Suppose there are 250 economies in the world, each with exactly the same, really large, number of people. Furthermore these economies are exact replicas of each other. Every person in economy 1 has 249 exact twins in all the other economies all of whom have the same identical income. So the distribution of income in each economy is EXACTLY the same. And in each of these 250 economies the distribution of income is given by a logistic distribution with parameters mu and sigma (again, same for all 250 of'em).
Now say you're a researcher who's interested in studying the relationship between economic development, as measured by mean income, and inequality, as measured by the Gini coefficient. Problem for you is that you do not get to observe the entire income distribution in each of the 250 economies at your disposal (in a way, if you COULD observe the entire income distribution for all 250 economies, why would you be interested in the mean and the Gini anyway? Those are descriptive statistics, which means they leave information out). So you don't know that all these 250 economies are identical (which also means that even if you did know you couldn't estimate the relationship between development and inequality anyway since you'd have no variation in the data. A single observation).
Instead, what you do have is the ability to select 1000 people from each of these economies, compute sample means and sample Ginis and base your inference about development and inequality on this data. Of course, since you're a scrupulous researcher you want to ensure that each of your samples of 1000 is random.
Well, in that case what you're gonna get is exactly what I got in the previous post; a positive relationship between inequality and mean income and you will erroneously conclude (as the paper cited below did) that as countries become more developed they become more unequal, EVEN THOUGH ALL THE ECONOMIES ARE REALLY IDENTICAL.
Economic Investigations has nicer graphics:
(They're much nicer over there)
From this faulty conclusions all kinds of wrong policy implications and conclusions can follow. That more inequality is the price you have to pay for higher standards of living (right wing). That growth of income doesn't matter because it's only the rich who benefit (left wing). And so on.
So what's left? Are we prevented from saying anything about the relationship between inequality and development because we don't know what distributions the underlying data come from?

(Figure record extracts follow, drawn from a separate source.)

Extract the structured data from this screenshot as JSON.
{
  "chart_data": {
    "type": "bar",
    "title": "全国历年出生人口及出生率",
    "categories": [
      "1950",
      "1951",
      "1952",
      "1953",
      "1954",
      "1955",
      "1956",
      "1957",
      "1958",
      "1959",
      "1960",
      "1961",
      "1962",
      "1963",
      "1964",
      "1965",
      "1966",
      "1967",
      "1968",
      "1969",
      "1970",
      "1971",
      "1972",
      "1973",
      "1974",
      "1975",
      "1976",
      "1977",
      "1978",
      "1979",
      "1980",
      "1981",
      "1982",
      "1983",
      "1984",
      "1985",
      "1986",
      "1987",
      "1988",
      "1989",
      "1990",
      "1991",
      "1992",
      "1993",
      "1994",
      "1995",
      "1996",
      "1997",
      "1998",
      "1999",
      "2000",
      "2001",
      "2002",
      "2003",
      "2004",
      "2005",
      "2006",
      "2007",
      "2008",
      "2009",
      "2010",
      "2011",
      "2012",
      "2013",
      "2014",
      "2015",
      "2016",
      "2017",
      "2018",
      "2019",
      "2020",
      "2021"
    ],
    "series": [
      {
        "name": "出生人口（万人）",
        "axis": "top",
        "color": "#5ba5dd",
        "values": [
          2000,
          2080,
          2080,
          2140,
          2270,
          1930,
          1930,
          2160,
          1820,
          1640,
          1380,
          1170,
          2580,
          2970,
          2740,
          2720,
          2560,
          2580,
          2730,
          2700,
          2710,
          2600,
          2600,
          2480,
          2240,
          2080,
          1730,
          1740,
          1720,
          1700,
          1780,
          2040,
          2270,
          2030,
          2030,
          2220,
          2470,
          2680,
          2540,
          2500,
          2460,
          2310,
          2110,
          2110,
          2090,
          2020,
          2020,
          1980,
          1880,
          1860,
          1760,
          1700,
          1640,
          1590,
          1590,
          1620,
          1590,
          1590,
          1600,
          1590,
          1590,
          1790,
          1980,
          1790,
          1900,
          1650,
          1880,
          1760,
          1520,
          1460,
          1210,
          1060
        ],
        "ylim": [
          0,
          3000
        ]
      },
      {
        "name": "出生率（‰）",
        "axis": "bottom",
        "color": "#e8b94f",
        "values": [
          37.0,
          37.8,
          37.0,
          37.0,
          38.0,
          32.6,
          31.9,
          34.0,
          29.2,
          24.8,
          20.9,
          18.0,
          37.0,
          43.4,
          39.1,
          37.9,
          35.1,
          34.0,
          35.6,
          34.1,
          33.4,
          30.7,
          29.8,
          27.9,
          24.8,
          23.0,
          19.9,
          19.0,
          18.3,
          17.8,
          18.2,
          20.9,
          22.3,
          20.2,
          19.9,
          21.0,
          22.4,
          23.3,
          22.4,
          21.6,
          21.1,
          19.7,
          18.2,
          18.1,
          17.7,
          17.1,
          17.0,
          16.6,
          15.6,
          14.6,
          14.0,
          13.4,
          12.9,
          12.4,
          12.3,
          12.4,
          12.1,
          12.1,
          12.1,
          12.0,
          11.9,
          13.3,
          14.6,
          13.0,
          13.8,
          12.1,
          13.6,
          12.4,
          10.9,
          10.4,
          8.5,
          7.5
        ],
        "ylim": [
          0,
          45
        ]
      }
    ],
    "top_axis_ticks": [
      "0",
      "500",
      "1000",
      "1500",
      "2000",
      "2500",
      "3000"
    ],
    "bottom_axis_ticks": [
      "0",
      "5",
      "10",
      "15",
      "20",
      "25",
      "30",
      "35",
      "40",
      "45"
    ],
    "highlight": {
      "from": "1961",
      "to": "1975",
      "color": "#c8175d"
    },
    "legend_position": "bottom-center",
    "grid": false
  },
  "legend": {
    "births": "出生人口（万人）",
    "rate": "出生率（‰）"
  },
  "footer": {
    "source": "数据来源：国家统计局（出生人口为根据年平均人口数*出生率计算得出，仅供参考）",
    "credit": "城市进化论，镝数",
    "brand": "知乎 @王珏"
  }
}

Well, no, but there should be a lot more caution with regard to the data and a lot less conclusions drawn from regressions of the form
Inequality = a + b*income
and even (or especially)
Inequality = a + b*income + c*income^2
For example, it would be silly to try to argue that an economy with an average income of 2000$ per year comes from the same distribution (or is identical too, and the difference in sample mean accounted for by randomness) as an economy with an average income of 30000$. Likewise an economy with a Gini of .6 is very very unlikely to be the same (or have the same "structure") as one with a Gini of .3 (interpreting the magnitude of Gini coefficients was part of my motivation for looking at this stuff).
In fact, here's the distribution of the mean income across the 250 economies from the original simulation:
Of course, by the Central Limit Theorem as the number of your economies increases the distribution of the mean income will converge to a normal distribution with the "true" mean of means. Going by the sample standard deviation above this means that an economy with an observed per capita income of 40,000$ is about (roughly, sort of, hold on a second ...) only 5% likely to come from a lognormal distribution with mean of 36,000$.
Here's the distribution for the Gini
So here the sample minimum and max are .41 and .48 which means that it's possible for our estimate of inequality to vary quite a lot even when the true Gini is .44. On the other hand the good news is that most of the observations fall within (.42,.46) interval and anything outside of that is unlikely to have come from that distribution.
Of course what really matters is the JOINT distribution of mean income and the gini. But it should be possible to compute the probability that any two observed economies come from the same distribution. I haven't done it yet. I'm working on it.
Here are some other "fake" relationships found in the generated data:
Share of top 1% earners vs. avg income (this also fits the observed pattern for US and EU):
So this follows the pattern with the Gini for pretty much the same reason, but because for the y-axis variable you're only looking at the portion of the distribution there's more dispersion around the regression line.
Here's poverty vs. log income:
This one's a bit harder to explain since the poverty (measured by headcount ratio with the poverty line set at 10000$) does not depend on the Bill Gates effect. But it's sort of the same thing locally at the left tail of the distribution (you get some lucky draws which both increase average income and decrease poverty, since the lognormal density is increasing for values below the median) so the strength of the relationship is much weaker. Also it's going to be very sensitive to where one sets the poverty line.
Finally, Amartya Sen proposed the following measure of Social Welfare:
SW = (1-G) * y, where G is gini and y is average income. Since here G and y are positively related, when G goes up, (1-G) goes down but y goes up. So there's two offsetting effects on SW and this is essentially a measure of which one dominates. Here it looks like higher income is associated with lower welfare (because of higher inequality, so the change in inequality dominates (which is why some folks love this measure)). But again, remember that these are all identical economies:
Ok. That's it for now. Be suspicious of people claiming that there's strong relationship(s) between inequality and growth/income.